I don't think you are being as unreasonable as others are making out, if you are the primary carer then it's always more reassuring when your little ones are around you, and not with their rather distractable dad by the side of the pool in Spain, and you don't have to be a neurotic controlling mother to make this the case.

EatShitDerek · 24/04/2016 20:26

This reply has been deleted

Message withdrawn at poster's request.

TurnOffTheTv · 24/04/2016 20:27

Nicki Wouldn't let him go? You wouldn't let your husband, and father of your child go away for four days? What's all this 'let them'? They are adults. I wouldn't dream of not letting my husband not do something.

Whathaveilost · 24/04/2016 20:28

Yep, I've 'let' DH take the boys away. When they were 4 and 1 they went to Ireland. The next year they went to Denmark. Usually though I took them away to skiing to Switzerland but that was only because I get more leave than DH.

DH parents different to me, but so what, we have a united front when we are together.
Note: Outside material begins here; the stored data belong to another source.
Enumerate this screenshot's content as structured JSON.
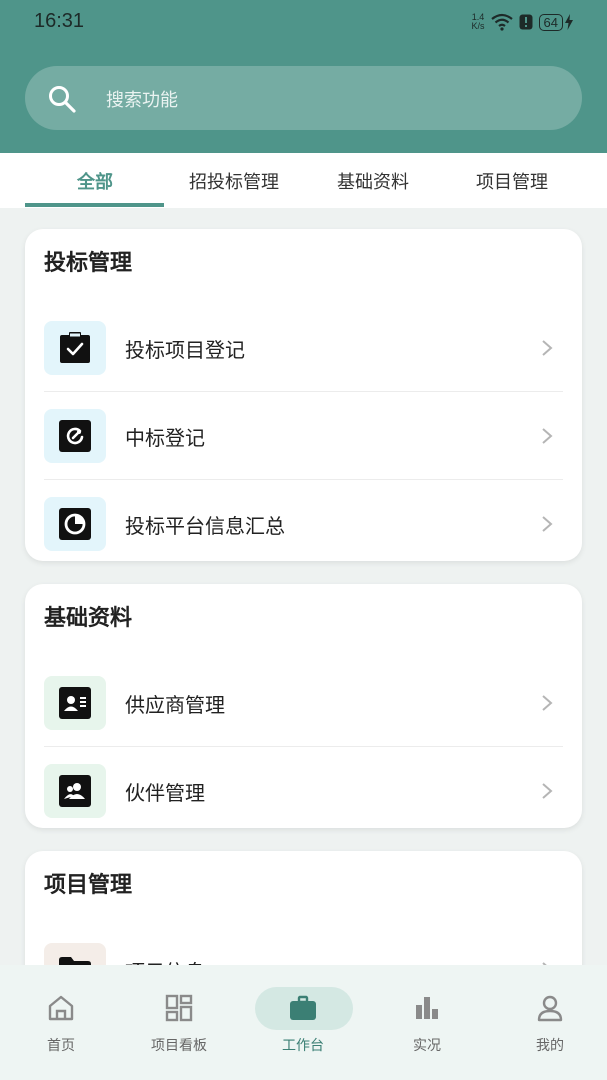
{
  "status_bar": {
    "time": "16:31",
    "net_speed_value": "1.4",
    "net_speed_unit": "K/s",
    "battery": "64"
  },
  "search": {
    "placeholder": "搜索功能"
  },
  "tabs": [
    {
      "label": "全部",
      "active": true
    },
    {
      "label": "招投标管理",
      "active": false
    },
    {
      "label": "基础资料",
      "active": false
    },
    {
      "label": "项目管理",
      "active": false
    }
  ],
  "sections": [
    {
      "title": "投标管理",
      "items": [
        {
          "label": "投标项目登记",
          "icon": "clipboard-check-icon"
        },
        {
          "label": "中标登记",
          "icon": "refresh-badge-icon"
        },
        {
          "label": "投标平台信息汇总",
          "icon": "pie-chart-icon"
        }
      ]
    },
    {
      "title": "基础资料",
      "items": [
        {
          "label": "供应商管理",
          "icon": "contact-card-icon"
        },
        {
          "label": "伙伴管理",
          "icon": "partner-icon"
        }
      ]
    },
    {
      "title": "项目管理",
      "items": [
        {
          "label": "项目信息",
          "icon": "folder-list-icon"
        }
      ]
    }
  ],
  "bottom_nav": [
    {
      "label": "首页",
      "icon": "home-icon",
      "active": false
    },
    {
      "label": "项目看板",
      "icon": "dashboard-icon",
      "active": false
    },
    {
      "label": "工作台",
      "icon": "briefcase-icon",
      "active": true
    },
    {
      "label": "实况",
      "icon": "bar-chart-icon",
      "active": false
    },
    {
      "label": "我的",
      "icon": "user-icon",
      "active": false
    }
  ],
  "colors": {
    "primary": "#4f958a",
    "active_pill": "#d4e8e3"
  }
}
NerrSnerr · 24/04/2016 20:28

Can you imagine the reverse if a woman wanted to take their child on her holiday and her husband wouldn't let her go for whatever reason?

I wouldn't respect my husband if he wasn't capable of caring for my child, but it seems many women enable their husbands to be rubbish.

totalrecall1 · 24/04/2016 20:28

I find this really shocking. You DP is a fully grown adult who is also a father. Of course he can take care of your DS. My DH looks after our kids all the time. I think you are the one with the issue

TurnOffTheTv · 24/04/2016 20:29

And just out of interest OP what is going to be your excuse for not letting him go? I can't see that 'I don't trust you' is going to go down very well?

FatPaul · 24/04/2016 20:30

Yeah if my wife 'wouldn't let' me take our DD anywhere I'd be reminding her that I'm her father, not a random stranger.

Emeralda · 24/04/2016 20:31

Would it be useful to suggest a UK-based weekend first? That might either put him off Spain or reassure you. And you could go to Amsterdam that weekend, safe in the knowledge that they can get home quickly if necessary.

EatShitDerek · 24/04/2016 20:31

This reply has been deleted

Message withdrawn at poster's request.

Pinkheart5915 · 24/04/2016 20:34

Yes My dh has taken our ds to France for 4 days when ds was 5 months old I didn't have a problem with it, I trust my dh to take care of our child. As fatpaul says his the child's father not a random stranger.